Later hebben Indiase archeologen inderdaad een holte onder de stenen kist gevonden waar resten lagen van eenvoudige aarden potjes. Een expert heeft ook bevestigd dat het schrift en de taal overeenkomt met wat in de tijd van Asoka gebruikelijk was en ook de stenen kist was typisch voor die tijd. Mogelijk heeft de herbegraving plaatsgevonden in het jaar 245 v.j., toen Asoka de regio bezocht.
Raadsels
Er echter nog een raadsel overgebleven: waar zijn de andere negen stoepa’s gebleven? In de documentaire werd gesuggereerd dat de gegevens over deze stoepa’s door de moslimoverheersing verloren zijn gegaan. Dit is echter niet aannemelijk, aangezien de gegevens tijdens Asoka nog bekend waren en vermoedelijk ook nog wel later. We weten ook niet hoeveel stoepa’s door Asoka zijn bezocht. De stoepa’s zullen bovendien waarschijnlijk ook zijn bezocht door buitenlandse, onder andere Chinese pelgrims. Waarom vinden we hierover geen gegevens?
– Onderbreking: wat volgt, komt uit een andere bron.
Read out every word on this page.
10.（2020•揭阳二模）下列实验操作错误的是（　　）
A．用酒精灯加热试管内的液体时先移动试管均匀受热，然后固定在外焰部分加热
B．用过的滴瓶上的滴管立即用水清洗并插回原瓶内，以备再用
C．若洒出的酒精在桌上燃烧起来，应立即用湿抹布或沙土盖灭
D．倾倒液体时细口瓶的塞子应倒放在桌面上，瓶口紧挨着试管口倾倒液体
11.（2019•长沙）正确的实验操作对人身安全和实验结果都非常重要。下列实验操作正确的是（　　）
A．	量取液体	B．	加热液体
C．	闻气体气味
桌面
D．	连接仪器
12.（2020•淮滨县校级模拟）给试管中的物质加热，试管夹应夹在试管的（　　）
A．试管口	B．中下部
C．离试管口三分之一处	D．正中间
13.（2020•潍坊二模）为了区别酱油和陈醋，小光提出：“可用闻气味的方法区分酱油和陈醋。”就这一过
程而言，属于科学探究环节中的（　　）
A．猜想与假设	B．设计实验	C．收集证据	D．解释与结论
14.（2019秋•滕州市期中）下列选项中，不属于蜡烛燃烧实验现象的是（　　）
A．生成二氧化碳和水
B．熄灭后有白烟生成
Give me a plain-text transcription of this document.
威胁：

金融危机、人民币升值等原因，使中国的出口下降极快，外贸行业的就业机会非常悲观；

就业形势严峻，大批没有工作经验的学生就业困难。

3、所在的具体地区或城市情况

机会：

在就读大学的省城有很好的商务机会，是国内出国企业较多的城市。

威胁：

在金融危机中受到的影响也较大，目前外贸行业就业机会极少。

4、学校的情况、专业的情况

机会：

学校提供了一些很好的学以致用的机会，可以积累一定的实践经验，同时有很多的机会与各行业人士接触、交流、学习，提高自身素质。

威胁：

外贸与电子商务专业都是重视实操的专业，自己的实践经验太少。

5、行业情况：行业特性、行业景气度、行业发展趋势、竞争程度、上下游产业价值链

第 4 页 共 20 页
Ik heb er niet lang naar gezocht, maar de documentaire geeft hier geen antwoorden. De moslims kunnen er niet de schuld van krijgen dat de gegevens over de stoepa’s verloren zijn gegaan, ze vielen pas in de twaalfde eeuw India binnen en zijn nooit in het zuiden geweest. Dus wellicht staan de boeddhistische gemeenschap nog verrassingen te wachten.